Ma baise torride avec Jean, l’étudiant qui a fantasmé sur mon orchidée

Tu sais, j’étais là, à genoux devant lui, son sexe dur comme du bois dans ma bouche, l’odeur musquée de sa peau qui m’enivre. Mais attends, je recule. Tout a commencé ce dimanche matin, au pavillon Rémi. J’entends du piano, une fugue de Bach, magnifique. J’entre, et c’est Jean, cet étudiant discret, premier de classe, assis au clavier. Ses doigts volent sur les touches, et moi, en jupe plissée, chemisier un peu transparent, je m’approche. ‘Continue, j’adore le piano’, je lui dis, le cœur qui bat déjà fort.

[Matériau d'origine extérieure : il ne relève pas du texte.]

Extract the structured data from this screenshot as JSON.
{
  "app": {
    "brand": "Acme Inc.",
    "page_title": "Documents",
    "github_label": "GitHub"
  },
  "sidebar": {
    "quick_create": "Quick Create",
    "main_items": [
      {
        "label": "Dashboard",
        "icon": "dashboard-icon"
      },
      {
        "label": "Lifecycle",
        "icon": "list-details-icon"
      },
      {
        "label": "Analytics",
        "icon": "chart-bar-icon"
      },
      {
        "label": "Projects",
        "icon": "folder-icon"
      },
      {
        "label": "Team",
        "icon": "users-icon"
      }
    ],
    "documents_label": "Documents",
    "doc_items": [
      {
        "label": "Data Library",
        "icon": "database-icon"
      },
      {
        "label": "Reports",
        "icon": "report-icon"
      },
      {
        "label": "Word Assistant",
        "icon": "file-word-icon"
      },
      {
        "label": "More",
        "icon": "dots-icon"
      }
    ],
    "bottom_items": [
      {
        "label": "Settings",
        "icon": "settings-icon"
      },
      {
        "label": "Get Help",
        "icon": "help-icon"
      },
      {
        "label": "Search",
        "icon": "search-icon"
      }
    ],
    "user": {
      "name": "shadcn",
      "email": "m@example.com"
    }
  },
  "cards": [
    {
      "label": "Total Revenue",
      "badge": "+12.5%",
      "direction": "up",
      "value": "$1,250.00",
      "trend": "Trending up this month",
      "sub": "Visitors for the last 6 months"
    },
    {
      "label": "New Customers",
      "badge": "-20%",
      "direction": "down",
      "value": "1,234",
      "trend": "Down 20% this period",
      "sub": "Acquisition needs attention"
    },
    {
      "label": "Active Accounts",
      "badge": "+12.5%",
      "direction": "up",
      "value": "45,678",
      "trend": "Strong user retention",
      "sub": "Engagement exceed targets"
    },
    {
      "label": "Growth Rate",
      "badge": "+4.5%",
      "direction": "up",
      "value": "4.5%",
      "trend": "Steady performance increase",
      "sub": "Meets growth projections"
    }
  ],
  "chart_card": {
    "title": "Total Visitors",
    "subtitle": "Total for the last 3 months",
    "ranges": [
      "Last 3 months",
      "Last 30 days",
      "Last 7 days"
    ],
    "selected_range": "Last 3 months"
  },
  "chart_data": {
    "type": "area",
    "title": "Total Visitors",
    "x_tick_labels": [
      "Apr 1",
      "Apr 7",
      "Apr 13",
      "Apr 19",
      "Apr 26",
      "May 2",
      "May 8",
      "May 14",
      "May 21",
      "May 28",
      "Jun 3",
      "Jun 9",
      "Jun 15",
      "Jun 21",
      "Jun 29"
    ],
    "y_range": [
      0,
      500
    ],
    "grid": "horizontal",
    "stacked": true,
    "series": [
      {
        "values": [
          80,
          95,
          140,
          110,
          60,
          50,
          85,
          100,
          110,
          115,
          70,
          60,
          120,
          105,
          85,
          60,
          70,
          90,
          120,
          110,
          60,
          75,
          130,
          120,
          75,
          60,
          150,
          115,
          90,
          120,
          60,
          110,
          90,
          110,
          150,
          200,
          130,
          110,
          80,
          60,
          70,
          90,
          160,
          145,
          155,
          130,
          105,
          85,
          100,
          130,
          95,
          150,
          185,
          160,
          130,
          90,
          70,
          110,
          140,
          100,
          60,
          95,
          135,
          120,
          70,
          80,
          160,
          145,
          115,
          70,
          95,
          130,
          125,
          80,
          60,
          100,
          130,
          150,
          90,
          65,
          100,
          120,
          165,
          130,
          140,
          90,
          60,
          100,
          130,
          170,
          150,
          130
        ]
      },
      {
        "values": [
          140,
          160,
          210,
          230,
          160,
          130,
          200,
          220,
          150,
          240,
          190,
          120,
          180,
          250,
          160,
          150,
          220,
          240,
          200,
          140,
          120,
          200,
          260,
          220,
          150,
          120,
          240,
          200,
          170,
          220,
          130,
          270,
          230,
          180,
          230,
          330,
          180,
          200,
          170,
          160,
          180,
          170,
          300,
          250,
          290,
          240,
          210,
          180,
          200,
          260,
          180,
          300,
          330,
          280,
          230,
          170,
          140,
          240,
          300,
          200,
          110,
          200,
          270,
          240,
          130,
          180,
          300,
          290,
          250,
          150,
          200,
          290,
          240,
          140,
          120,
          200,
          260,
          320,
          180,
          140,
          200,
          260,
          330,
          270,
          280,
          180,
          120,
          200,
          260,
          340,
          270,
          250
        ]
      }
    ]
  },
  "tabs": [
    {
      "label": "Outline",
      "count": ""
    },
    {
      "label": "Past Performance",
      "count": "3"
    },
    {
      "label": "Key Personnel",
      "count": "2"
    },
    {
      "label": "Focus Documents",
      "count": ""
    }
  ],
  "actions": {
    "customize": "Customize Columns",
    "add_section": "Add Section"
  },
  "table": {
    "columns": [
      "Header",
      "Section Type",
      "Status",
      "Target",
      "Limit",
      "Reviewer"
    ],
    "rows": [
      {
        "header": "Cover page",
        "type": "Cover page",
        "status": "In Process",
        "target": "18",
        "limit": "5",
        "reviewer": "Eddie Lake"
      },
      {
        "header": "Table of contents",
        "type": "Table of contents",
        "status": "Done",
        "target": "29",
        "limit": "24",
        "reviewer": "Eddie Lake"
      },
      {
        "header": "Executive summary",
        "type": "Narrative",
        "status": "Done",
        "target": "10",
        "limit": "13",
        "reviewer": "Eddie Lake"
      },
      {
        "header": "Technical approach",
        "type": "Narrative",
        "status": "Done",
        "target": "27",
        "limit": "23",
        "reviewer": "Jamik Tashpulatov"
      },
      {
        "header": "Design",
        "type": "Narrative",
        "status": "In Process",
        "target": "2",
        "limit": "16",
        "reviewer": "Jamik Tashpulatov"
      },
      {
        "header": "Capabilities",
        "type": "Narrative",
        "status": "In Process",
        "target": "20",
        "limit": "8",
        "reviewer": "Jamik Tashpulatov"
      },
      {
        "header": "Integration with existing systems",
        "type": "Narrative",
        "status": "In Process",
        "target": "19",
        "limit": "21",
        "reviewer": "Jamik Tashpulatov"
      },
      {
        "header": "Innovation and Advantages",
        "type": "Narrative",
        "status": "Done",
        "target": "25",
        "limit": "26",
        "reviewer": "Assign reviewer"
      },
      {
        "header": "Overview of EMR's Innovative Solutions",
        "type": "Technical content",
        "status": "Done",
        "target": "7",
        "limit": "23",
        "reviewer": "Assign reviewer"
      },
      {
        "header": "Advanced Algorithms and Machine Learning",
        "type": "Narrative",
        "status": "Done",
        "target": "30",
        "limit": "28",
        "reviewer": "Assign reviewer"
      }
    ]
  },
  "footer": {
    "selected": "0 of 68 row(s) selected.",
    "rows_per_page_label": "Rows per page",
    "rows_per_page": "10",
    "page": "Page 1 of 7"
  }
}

Il joue, mais je sens son regard qui glisse sur mes seins. Je m’adosse au piano, et bam, je lâche : ‘C’est toi qui as écrit le texte sur mon orchidée, hein ?’ Il écrase des notes, rougit. Ce texte anonyme, si poétique et cochon, décrivant mon sexe comme une fleur à butiner, avec des pétales rosés, des odeurs ensorcelantes. J’avais piégé Durand avec, mais Jean… je sais que c’est lui. Son grand-père m’en avait glissé un mot, et Julie, son amante d’été, avait tout raconté.

Le texte qui m’a allumée

‘J’ai envie de toi depuis que j’ai lu ça’, je murmure, posant mes mains froides sur ses épaules. Il tremble. Je me colle à son dos, mes seins contre lui, chauds. ‘Ne bouge pas, joue ta sonate.’ Mes mains glissent dans sa chemise, caressent sa poitrine lisse. Il hésite, puis sa main remonte sur ma cuisse, effleure mon genou, remonte… entre mes jambes. ‘On se comprend’, je souffle, son nez dans mes cheveux, mon haleine sur sa nuque.

On file dans mon bureau, porte fermée, store baissé. Nos bouches se dévorent, langues qui dansent, salive chaude, goût sucré. Je défais sa ceinture, libère sa queue raide, palpitante. Il me soulève, légère, me pose sur le canapé en cuir qui craque sous nous. Il déboutonne mon chemisier, admire mon soutif en dentelle, mes seins ronds. ‘T’es belle’, il bafouille. La jupe glisse, mon string blanc, poils qui dépassent. Odeur de désir qui monte déjà.

Il me caresse les cuisses, langue sur mon ventre, souffle chaud sur mon string. Je gémis, ‘Oh oui…’. Il lèche les poils qui s’échappent, mordille l’intérieur des cuisses, peau douce, frissons électriques. Il écarte mon string, trouve mon clito, dur, sensible. Sa langue tourne, aspire, je cambre, ‘Putain, continue !’ Non, j’hésite pas à lâcher ça. Odeur de ma mouille, goût salé-amer sur sa langue. Il aspire mes lèvres, plonge dedans, je hurle presque.

L’orgasme bestial dans mon bureau

Je craque, arrache sa chemise – boutons qui volent, pop pop ! – et le chevauche par terre. Sol froid, dur, mais sa queue en moi, chaude, épaisse, qui remplit tout. Je galope, fesses qui claquent sur lui, ‘Baise-moi fort !’ Ses mains sur mes hanches, odeur de sueur, gémissements rauques. Il jouit, spasmes violents, je sens le jet chaud gicler au fond. Moi, je continue, roule des hanches, jusqu’à mon orgasme qui explose.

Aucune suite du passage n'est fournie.